The house is very tidy. On the table was set a platter of Martabak, Chicken Sate with peanut sauce, and a bowl of hot Chicken Macaroni Soup. Everything was set for the dinner, the chance to introduce "doc" to my mom. My chance too to have "the talk" with him. The night when it will all start to be clearer when it comes to status. My ever supportive-gaga-lovable-root of this meeting-sister, rowan was, of course, ever present. Doc came in a few minutes later than the set time. It was fine as we entertained ourselves with a single round of Magic sing Karaoke session. Dinner was lovely, funny, entertaining, informative and all that. It went well, except for something. Since he was an on-call doctor, time was never definite. He had to go back to the hospital. Even when it was pouring hard outside, he still went, protected by my Nike jacket, which by the way he casually asked for and of course, willingly I gave in. He knew I needed to talk to him but call of duty comes first before everything. His exit left me thinking about a lot of things.

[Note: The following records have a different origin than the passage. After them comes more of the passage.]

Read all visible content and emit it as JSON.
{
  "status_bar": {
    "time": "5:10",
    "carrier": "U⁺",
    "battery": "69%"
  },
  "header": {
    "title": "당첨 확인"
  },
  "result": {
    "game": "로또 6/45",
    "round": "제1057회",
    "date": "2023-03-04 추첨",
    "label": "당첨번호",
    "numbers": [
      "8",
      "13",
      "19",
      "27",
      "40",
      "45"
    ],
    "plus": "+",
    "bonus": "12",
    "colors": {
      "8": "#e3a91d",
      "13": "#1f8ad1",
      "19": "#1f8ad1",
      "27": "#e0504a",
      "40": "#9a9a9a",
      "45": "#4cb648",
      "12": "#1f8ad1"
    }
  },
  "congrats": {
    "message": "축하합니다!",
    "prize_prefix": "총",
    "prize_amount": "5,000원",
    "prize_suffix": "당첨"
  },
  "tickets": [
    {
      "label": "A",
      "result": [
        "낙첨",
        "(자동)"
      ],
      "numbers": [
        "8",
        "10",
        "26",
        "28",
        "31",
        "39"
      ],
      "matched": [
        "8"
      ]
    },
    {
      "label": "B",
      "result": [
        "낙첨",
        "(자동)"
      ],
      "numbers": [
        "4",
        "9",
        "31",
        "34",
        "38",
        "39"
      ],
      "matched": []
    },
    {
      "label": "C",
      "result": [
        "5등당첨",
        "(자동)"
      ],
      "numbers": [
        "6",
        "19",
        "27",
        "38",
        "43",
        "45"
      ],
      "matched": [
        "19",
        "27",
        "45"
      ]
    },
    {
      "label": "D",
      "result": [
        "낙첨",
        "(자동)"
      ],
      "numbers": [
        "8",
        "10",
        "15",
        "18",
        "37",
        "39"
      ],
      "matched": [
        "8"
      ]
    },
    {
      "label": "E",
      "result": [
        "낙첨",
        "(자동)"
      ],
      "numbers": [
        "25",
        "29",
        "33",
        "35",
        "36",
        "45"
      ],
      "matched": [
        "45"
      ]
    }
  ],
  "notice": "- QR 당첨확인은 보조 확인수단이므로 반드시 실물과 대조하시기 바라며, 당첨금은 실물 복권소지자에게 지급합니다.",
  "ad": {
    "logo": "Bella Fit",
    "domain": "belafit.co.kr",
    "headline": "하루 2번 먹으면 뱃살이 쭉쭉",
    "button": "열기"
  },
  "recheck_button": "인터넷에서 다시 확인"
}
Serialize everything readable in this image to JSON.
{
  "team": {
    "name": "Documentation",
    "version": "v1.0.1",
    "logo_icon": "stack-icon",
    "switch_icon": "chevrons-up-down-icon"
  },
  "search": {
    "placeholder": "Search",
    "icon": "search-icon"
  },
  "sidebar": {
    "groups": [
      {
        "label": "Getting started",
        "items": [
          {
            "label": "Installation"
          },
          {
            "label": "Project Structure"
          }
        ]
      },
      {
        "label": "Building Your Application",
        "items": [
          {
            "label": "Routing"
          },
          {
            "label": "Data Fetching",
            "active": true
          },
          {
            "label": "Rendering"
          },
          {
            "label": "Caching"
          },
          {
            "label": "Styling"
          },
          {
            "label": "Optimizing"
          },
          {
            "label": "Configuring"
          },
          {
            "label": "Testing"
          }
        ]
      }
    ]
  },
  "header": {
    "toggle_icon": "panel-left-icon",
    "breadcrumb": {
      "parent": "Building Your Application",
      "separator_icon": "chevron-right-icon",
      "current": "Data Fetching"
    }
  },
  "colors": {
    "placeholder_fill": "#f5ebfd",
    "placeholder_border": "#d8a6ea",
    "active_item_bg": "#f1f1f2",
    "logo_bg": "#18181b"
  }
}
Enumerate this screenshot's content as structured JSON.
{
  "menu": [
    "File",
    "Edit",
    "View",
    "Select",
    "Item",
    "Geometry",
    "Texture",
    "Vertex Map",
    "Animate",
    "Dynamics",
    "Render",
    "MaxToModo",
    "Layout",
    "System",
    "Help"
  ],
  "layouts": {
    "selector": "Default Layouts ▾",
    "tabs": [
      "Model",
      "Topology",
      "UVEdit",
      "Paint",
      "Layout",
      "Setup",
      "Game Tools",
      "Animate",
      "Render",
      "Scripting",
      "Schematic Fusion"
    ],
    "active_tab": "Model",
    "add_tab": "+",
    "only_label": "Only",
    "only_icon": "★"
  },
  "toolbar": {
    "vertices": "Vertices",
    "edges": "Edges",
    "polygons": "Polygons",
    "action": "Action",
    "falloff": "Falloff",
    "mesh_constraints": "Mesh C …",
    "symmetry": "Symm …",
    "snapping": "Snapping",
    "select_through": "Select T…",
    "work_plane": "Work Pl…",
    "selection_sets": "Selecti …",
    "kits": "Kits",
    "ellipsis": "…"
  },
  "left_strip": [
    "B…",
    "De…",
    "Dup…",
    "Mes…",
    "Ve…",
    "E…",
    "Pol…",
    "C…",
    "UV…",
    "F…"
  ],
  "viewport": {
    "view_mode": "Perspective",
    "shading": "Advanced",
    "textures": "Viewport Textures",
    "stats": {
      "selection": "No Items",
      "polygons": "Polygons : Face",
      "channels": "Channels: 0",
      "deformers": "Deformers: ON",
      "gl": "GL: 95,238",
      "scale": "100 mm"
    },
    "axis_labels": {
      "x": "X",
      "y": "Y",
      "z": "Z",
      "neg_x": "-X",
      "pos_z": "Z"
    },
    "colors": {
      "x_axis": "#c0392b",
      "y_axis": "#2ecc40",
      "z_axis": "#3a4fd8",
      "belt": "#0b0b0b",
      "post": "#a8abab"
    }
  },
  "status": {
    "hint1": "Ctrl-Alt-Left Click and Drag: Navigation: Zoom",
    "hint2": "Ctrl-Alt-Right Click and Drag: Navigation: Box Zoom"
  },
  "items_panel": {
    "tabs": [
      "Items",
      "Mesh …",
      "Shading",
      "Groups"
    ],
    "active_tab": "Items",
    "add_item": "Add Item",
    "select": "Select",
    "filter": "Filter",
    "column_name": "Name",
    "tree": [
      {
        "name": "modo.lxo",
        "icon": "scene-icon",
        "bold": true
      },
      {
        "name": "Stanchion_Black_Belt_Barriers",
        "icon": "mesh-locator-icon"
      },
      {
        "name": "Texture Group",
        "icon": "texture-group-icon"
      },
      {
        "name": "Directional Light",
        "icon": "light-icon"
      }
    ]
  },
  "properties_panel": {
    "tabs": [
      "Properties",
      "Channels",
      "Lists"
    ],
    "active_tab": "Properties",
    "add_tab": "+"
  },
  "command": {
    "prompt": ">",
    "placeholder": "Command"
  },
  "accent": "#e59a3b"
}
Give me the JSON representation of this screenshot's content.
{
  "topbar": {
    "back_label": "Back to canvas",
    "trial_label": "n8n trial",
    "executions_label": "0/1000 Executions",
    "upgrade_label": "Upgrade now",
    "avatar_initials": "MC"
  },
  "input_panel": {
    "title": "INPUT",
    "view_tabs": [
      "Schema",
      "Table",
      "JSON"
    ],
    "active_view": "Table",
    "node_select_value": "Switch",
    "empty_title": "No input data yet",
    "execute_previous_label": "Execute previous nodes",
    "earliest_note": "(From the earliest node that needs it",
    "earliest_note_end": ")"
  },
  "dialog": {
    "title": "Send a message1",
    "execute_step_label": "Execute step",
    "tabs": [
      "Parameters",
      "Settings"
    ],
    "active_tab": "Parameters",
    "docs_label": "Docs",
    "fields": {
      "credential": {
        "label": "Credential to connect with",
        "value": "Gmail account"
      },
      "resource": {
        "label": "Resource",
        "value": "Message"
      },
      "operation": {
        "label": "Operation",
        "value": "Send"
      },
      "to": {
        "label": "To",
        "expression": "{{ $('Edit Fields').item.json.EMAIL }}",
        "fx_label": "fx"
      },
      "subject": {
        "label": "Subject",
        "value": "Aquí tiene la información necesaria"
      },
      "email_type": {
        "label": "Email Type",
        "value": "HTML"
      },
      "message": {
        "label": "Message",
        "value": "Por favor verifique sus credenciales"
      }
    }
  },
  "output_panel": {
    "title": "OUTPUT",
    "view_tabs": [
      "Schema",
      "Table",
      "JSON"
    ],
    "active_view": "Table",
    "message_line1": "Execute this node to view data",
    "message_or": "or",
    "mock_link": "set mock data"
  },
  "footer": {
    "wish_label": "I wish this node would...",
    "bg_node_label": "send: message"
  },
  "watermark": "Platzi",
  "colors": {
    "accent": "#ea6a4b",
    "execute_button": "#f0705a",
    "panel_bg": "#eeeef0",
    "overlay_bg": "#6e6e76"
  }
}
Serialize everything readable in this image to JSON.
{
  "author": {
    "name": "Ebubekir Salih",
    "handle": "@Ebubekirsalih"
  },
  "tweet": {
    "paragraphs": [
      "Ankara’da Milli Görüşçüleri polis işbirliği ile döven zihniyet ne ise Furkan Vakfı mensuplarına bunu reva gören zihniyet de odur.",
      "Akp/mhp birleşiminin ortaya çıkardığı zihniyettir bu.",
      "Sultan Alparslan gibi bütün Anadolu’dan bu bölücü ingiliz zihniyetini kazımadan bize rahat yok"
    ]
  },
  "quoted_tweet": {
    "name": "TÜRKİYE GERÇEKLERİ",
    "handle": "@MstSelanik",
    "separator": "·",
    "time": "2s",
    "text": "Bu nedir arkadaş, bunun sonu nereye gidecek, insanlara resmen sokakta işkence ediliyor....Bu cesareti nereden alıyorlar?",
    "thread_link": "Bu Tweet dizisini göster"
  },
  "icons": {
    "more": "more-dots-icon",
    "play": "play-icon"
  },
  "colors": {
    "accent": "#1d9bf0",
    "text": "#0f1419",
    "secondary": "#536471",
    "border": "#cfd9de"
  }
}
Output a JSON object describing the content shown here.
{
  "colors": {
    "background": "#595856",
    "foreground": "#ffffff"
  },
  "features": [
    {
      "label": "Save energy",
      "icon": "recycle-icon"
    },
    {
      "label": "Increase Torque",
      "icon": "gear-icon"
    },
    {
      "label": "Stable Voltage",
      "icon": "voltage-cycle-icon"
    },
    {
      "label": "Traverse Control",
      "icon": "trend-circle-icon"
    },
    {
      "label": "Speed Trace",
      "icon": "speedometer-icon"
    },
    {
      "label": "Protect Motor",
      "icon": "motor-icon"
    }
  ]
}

Was he really going back to the hospital? Was it really the hospital that was on the other line in his handphone before he left? Did he intentionally do this so we won't have "the talk"?  Whatever it was, it lead me to think further...

After I walked Rowie to Jl. Ring road, I strolled around my block. More thoughts in mind. With his busy schedule, which he can barely juggle, can he really afford to have a relationship? Will I just be existing when he's not in the hospital or whenever it's convenient for him? Isn't being neighbours convenient enough for him, aside from the fact that simple technologies such as SMS or handphones (which seems non-existent or useless for him) are readily available? Until when will I be able to be sabar? Sampai kapan aku harus bertahan dengan sitwasi dia? Haruskah aku yang selalu mengerti tentang jadwal dia? I just wanted to ask him if he really is ready to start something with me beyond friendship, as what he wanted. If he does, I will ask him to let me feel that I really am a part of his everyday, and not just an after-work thing. I need consistency aside from spontaneity. I need action aside from sweet-words.

On the way back home, I smsed him that I was already home after walking Rowie and making a round in our block, going straight to bed and sleep with a heavy heart. He replied that he has just finished his work and will be on his way back home....

it got me to my last thought. Am I prepared for this set-up? Much more, am I prepared to have a relationship now?